有一种场景,用户需要查询自己所有的订单,这个时候没有订单id,怎么快速查询到单个用户的订单?如果只用订单id作为分片键,则这种情况势必要进行全库全表扫描。
用户id
用户端,用户在查询自己订单的时候,需要的就是性能,不可能从忙忙分表中查询用户的订单。
如果直接将用户id作为分片键,则单个用户所有的订单,会落到某一个库某一张表中去。这样解决了用户端查询自己订单。
当用户想根据订单id去查询的时候呢?如果只根据用户id去分片,则通过订单id查询的时候,势必要全表去扫描。
分片策略
通过将用户id集成到订单id中,可以解决通过用户id查询和订单id查询的问题。
具体实现
- 具体的分片逻辑是使用用户id进行分片。
- 当使用用户id查询的时候,可以快速定位到数据表
- 当使用订单id的时候,解析出用户id,也可以快速定位到数据表。
- 采用ShardingSphere的复合模式,使用用户id和订单id作为分片键
订单id的设计与实现
设计思想:
设计一个64位的唯一ID,包含时间戳、用户ID和序列号,同时确保生成的ID不为负数。
设计思路:
-
时间戳部分(22位): 使用毫秒级时间戳,并确保时间戳足够长以覆盖你预期的时间范围。
-
用户ID部分(32位): 用户ID需要占据较大的位数,以保证足够的唯一性。

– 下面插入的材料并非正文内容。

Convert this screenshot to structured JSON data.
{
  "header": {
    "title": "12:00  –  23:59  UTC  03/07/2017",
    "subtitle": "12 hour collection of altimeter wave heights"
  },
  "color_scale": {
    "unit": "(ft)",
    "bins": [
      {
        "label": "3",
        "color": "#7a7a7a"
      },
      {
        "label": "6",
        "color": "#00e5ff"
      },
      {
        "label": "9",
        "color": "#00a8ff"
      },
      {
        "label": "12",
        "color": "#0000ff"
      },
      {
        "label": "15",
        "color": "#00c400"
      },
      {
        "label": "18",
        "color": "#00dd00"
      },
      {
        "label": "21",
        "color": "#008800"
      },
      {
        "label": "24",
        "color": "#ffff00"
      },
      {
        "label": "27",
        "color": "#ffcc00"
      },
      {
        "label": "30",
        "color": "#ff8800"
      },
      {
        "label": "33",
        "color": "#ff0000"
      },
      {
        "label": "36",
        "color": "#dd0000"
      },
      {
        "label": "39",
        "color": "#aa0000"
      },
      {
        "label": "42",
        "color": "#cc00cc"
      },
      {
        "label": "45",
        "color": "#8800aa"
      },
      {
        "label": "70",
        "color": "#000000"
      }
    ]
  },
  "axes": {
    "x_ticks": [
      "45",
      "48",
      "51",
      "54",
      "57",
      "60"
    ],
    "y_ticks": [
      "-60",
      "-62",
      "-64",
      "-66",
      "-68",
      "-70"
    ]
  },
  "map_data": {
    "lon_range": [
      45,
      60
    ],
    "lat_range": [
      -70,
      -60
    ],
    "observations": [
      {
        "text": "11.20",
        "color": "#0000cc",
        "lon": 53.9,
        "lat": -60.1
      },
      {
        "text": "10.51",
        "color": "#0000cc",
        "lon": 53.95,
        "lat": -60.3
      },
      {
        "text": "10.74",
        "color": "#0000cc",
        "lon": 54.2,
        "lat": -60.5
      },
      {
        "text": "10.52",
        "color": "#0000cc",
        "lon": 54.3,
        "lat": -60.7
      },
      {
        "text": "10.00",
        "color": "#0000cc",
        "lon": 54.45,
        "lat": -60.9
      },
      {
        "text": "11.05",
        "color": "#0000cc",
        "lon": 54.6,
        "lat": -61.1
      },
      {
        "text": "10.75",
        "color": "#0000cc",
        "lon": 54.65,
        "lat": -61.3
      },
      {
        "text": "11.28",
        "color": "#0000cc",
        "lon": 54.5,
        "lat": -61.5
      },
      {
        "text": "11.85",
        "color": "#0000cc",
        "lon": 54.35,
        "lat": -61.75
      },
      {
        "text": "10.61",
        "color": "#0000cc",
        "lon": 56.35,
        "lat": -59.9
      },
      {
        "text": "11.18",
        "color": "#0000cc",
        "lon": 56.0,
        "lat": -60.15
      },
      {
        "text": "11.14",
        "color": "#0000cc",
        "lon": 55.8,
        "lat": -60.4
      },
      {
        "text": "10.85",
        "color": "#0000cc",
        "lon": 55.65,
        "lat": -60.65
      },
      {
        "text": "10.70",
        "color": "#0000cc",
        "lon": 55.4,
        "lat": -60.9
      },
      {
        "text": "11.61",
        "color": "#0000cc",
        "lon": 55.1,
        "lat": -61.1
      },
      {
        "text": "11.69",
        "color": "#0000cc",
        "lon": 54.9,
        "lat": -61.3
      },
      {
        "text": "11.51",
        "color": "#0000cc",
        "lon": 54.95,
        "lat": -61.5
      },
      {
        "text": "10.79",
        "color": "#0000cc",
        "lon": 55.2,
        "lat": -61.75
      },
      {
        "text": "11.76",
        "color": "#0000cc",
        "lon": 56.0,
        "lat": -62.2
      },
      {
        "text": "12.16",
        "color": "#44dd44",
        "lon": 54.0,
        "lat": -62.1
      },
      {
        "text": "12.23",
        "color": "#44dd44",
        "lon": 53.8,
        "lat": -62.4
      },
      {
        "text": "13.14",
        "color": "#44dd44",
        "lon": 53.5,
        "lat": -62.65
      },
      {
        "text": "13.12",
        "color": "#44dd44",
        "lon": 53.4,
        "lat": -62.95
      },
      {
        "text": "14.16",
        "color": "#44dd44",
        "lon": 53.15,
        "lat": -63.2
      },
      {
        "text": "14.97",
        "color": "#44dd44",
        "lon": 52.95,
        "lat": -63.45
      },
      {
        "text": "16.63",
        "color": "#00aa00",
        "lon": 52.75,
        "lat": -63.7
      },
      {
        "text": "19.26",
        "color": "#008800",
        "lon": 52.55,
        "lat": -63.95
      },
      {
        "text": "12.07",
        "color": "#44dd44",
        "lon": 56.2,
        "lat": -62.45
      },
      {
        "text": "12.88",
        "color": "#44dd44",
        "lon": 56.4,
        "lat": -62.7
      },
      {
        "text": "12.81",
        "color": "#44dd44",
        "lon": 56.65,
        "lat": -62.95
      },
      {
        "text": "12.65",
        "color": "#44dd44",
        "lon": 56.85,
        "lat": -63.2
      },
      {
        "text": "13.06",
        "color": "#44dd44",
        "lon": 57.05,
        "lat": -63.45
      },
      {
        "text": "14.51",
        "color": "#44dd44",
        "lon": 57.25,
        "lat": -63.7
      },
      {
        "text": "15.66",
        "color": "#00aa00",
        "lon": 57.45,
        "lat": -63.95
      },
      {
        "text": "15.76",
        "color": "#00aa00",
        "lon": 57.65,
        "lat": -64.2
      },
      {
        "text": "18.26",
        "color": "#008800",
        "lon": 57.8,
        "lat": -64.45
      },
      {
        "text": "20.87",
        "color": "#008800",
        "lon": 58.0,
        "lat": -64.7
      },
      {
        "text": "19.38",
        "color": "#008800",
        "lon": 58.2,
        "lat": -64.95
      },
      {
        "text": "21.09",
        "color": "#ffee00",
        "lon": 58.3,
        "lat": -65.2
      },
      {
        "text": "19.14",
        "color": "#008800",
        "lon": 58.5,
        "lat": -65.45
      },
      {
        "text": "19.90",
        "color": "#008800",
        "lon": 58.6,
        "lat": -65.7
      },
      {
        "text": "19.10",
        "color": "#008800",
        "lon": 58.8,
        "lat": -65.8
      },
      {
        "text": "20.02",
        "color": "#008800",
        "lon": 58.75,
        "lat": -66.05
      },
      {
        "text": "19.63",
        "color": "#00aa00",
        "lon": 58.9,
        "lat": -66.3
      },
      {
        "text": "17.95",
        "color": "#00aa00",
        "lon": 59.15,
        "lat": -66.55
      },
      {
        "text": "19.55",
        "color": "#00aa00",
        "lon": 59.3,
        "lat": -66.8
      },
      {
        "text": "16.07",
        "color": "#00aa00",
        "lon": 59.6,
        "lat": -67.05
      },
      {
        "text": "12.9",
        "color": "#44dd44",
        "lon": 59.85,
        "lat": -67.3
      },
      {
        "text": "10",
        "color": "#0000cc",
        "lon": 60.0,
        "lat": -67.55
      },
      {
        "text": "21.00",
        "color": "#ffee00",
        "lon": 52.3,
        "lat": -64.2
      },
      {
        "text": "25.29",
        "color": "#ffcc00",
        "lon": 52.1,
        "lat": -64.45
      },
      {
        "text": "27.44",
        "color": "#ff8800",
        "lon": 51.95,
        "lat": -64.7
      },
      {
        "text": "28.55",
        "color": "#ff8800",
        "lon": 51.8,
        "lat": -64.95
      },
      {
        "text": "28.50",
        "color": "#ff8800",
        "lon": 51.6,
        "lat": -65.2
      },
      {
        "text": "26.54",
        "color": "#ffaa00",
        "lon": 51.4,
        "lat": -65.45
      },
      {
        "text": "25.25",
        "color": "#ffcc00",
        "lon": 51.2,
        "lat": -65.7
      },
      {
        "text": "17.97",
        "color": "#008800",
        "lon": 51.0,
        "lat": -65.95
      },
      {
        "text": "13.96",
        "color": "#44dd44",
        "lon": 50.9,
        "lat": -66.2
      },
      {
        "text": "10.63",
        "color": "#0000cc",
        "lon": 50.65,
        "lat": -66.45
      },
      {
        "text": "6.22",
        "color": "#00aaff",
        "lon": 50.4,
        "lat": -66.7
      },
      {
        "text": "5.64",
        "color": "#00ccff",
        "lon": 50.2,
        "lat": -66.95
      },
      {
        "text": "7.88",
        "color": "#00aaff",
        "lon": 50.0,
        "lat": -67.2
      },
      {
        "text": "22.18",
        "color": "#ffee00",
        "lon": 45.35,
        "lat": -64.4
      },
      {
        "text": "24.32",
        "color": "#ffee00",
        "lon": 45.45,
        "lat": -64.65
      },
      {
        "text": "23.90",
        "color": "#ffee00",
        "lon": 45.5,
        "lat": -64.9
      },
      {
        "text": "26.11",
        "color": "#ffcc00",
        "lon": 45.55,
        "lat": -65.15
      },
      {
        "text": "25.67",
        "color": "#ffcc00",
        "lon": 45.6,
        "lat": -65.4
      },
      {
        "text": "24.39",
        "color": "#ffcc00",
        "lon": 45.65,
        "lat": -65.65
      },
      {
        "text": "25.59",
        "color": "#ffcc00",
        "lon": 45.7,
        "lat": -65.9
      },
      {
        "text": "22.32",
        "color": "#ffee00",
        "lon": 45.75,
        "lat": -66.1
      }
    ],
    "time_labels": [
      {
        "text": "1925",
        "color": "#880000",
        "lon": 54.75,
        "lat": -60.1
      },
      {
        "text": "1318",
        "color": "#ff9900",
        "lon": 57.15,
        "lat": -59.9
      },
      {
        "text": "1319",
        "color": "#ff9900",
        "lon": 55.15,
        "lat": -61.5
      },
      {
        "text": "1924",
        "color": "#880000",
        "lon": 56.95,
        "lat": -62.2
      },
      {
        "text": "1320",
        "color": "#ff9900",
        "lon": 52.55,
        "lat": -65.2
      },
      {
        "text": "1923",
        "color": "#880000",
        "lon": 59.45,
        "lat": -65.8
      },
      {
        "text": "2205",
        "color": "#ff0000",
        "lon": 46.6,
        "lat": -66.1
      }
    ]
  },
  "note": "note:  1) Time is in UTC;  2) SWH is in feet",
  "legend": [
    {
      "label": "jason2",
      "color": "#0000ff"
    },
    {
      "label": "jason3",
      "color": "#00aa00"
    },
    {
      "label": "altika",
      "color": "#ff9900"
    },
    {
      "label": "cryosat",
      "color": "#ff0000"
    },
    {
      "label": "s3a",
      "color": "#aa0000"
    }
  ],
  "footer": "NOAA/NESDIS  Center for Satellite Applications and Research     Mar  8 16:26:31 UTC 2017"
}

32位的用户id可以容纳40多亿的用户,已经足够使用,具体根据系统的预期,可以将时间戳和用户id对应的位数进行调整。
-
序列号部分(12位): 序列号用于解决同一毫秒内生成多个ID时的唯一性问题。12位的序列号表示,能生成4096个不同的订单id,这里生成规则不能和用户id绑定,应该是所有的用户共享。
-
确保ID非负数: 使用无符号数或者适当的移位操作确保生成的ID不为负数。
-
解析用户id:需要通过订单id,解析出用户的id
订单id生成规则如下:
package cn.axj.sharding.util;
/**
* @author aoxiaojun
* @date 2024/7/5 10:43
**/
public class OrderGenerator {
// 起始时间戳,可以根据需要设置
private static final long EPOCH = 1625097600000L; // 2021-07-01 00:00:00 UTC
// 每部分占据的位数
private static final int TIMESTAMP_BITS = 22;
private static final int USER_ID_BITS = 32;
private static final int SEQUENCE_BITS = 12;
// 最大值
private static final long MAX_USER_ID = (1L << USER_ID_BITS) - 1;
private static final long MAX_SEQUENCE = (1L << SEQUENCE_BITS) - 1;
// 位偏移量
private static final int USER_ID_SHIFT = SEQUENCE_BITS;
private static final int TIMESTAMP_SHIFT = USER_ID_BITS + SEQUENCE_BITS;
// 上次生成ID的时间戳
private static long lastTimestamp = -1L;
// 当前序列号
private static long sequence = 0L;
// 生成唯一ID
public static synchronized long generateUniqueId(long userId) {
long currentTimestamp = System.currentTimeMillis();
if (currentTimestamp < lastTimestamp) {
throw new RuntimeException("Clock moved backwards. Refusing to generate ID.");
}
if (lastTimestamp == currentTimestamp) {
sequence = (sequence + 1) & MAX_SEQUENCE;
if (sequence == 0) {
// 序列号溢出,等待下一个毫秒
currentTimestamp = waitNextMillis(lastTimestamp);
}
} else {
sequence = 0L; // 重置序列号
}
lastTimestamp = currentTimestamp;
long timestamp = currentTimestamp - EPOCH;
// 移位操作组合生成ID
long uniqueId = (timestamp << TIMESTAMP_SHIFT) | (userId << USER_ID_SHIFT) | sequence;
return uniqueId & Long.MAX_VALUE; // 确保ID非负数
}
// 解析用户ID
public static long getUserIdFromUniqueId(long uniqueId) {
return (uniqueId >> USER_ID_SHIFT) & MAX_USER_ID;
}
// 等待直到下一个毫秒
private static long waitNextMillis(long lastTimestamp) {
long currentTimestamp = System.currentTimeMillis();
while (currentTimestamp <= lastTimestamp) {
currentTimestamp = System.currentTimeMillis();
}
return currentTimestamp;
}
public static void main(String[] args) {
long userId = 1234567890L;
long uniqueId = generateUniqueId(userId);
System.out.println("Generated Unique ID: " + uniqueId);
long parsedUserId = getUserIdFromUniqueId(uniqueId);
System.out.println("Parsed User ID: " + parsedUserId);
}
}
用户id的生成规则如下:
public class DistributedUserIDGenerator {
private static final long EPOCH = 1625097600000L; // 2021-07-01 00:00:00 UTC
private static final int RANDOM_BITS = 32 - 13; // Use 13 bits for timestamp (enough until 2136)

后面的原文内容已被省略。